Ten years ago, there would've been no salary cap issues to cloud the Jaguars' future. Then, coach Tom Coughlin would've known he would have all of his players back for the next season, and everything his team is accomplishing in the final games of this season would provide a distinct carry-over to the next season.
These are different times. The players who are developing into productive contributors as the Jaguars head down the stretch could find themselves on other teams' rosters next season.
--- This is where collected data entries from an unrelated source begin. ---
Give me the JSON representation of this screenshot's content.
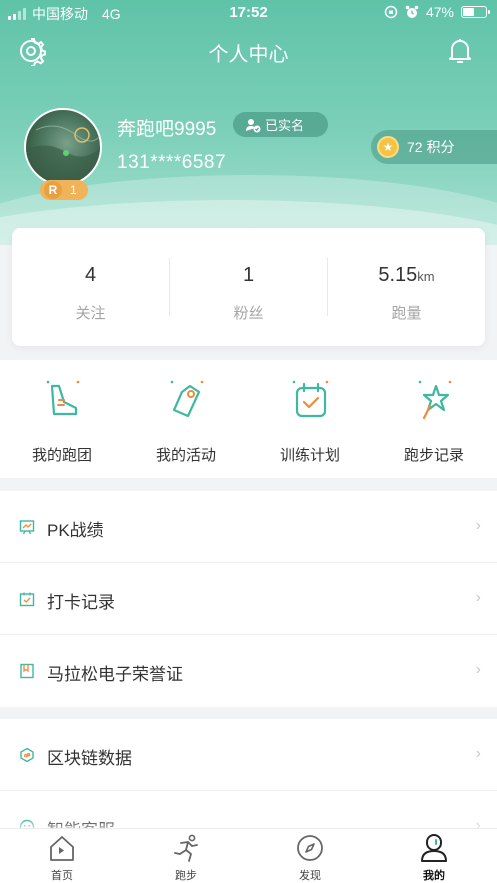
{
  "status_bar": {
    "carrier": "中国移动",
    "network": "4G",
    "time": "17:52",
    "battery": "47%"
  },
  "header": {
    "title": "个人中心"
  },
  "profile": {
    "name": "奔跑吧9995",
    "verified_label": "已实名",
    "phone": "131****6587",
    "rank_letter": "R",
    "rank_level": "1",
    "points_label": "72 积分"
  },
  "stats": [
    {
      "value": "4",
      "unit": "",
      "label": "关注"
    },
    {
      "value": "1",
      "unit": "",
      "label": "粉丝"
    },
    {
      "value": "5.15",
      "unit": "km",
      "label": "跑量"
    }
  ],
  "quick_actions": [
    {
      "label": "我的跑团",
      "icon": "running-shoe-icon"
    },
    {
      "label": "我的活动",
      "icon": "tag-icon"
    },
    {
      "label": "训练计划",
      "icon": "calendar-check-icon"
    },
    {
      "label": "跑步记录",
      "icon": "star-wand-icon"
    }
  ],
  "menu_group_1": [
    {
      "label": "PK战绩",
      "icon": "chart-board-icon"
    },
    {
      "label": "打卡记录",
      "icon": "calendar-check-icon"
    },
    {
      "label": "马拉松电子荣誉证",
      "icon": "certificate-icon"
    }
  ],
  "menu_group_2": [
    {
      "label": "区块链数据",
      "icon": "blockchain-cube-icon"
    },
    {
      "label": "智能客服",
      "icon": "smiley-service-icon"
    }
  ],
  "tabs": [
    {
      "label": "首页",
      "icon": "home-icon"
    },
    {
      "label": "跑步",
      "icon": "runner-icon"
    },
    {
      "label": "发现",
      "icon": "compass-icon"
    },
    {
      "label": "我的",
      "icon": "profile-icon",
      "active": true
    }
  ],
  "colors": {
    "accent": "#5fc3a8",
    "icon_green": "#3fb8a0",
    "icon_orange": "#f08a3c"
  }
}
Offensive tackle Todd Fordham is a perfect example. With Leon Searcy and his replacement, Zach Wiegert, gone for the season with injuries, Fordham assumed the starting right tackle job for the ninth game of the season and he has responded with impressive performances against some of the game's best pass-rushers, a list that includes Pittsburgh's Jason Gildon, Tennessee's Jevon Kearse and first-pick-of-the-draft Courtney Brown of Cleveland.
Fordham, however, will be an unrestricted free agent this winter, and the Jaguars are expected to lose Fordham to a team with more salary-cap room to bid.
There are other such players. Safety Mike Logan is one, and Logan will be coming off a finishing-kick performance that represents his best stint with the Jaguars. He'll be attractive in free agency, too, and it's unlikely the Jaguars will be able to bid for their former second-round draft choice's services.
Then there's second-year cornerback Jason Craft, who replaced injured Fernando Bryant in the starting lineup in Sunday's win over the Arizona Cardinals. Craft responded by knocking away a deep pass in the end zone in the first half. Fortunately, Craft's contract will bring him back to Jacksonville next season.
"Every time he plays he gives us more confidence for the future," Coughlin said of Craft.
They are words that could apply to a lot of Jaguars players these days. Coughlin's team is currently playing the most dominant brand of football in the league, and the only lament is that the Jaguars will not be able to keep this team intact for the 2001 season. The Jaguars' bulging salary cap will almost certainly exact a heavy price on a roster that is beginning to show its depth in the second half of the season.
The one player who hasn't responded is first-round draft choice R. Jay Soward, who was drafted to be a home-run hitter as a third wide receiver. Soward was suspended for Sunday's game, the result of having missed a team meeting late last week.
"Hopefully, R. Jay will respond. It's going to be in his lap," Coughlin said of his rookie, who the Jaguars need to provide depth at wide receiver next season, just as players such as Fordham, Logan and Craft have this season.
"The future is next year for our team," Coughlin said, but this will certainly be a different team next year.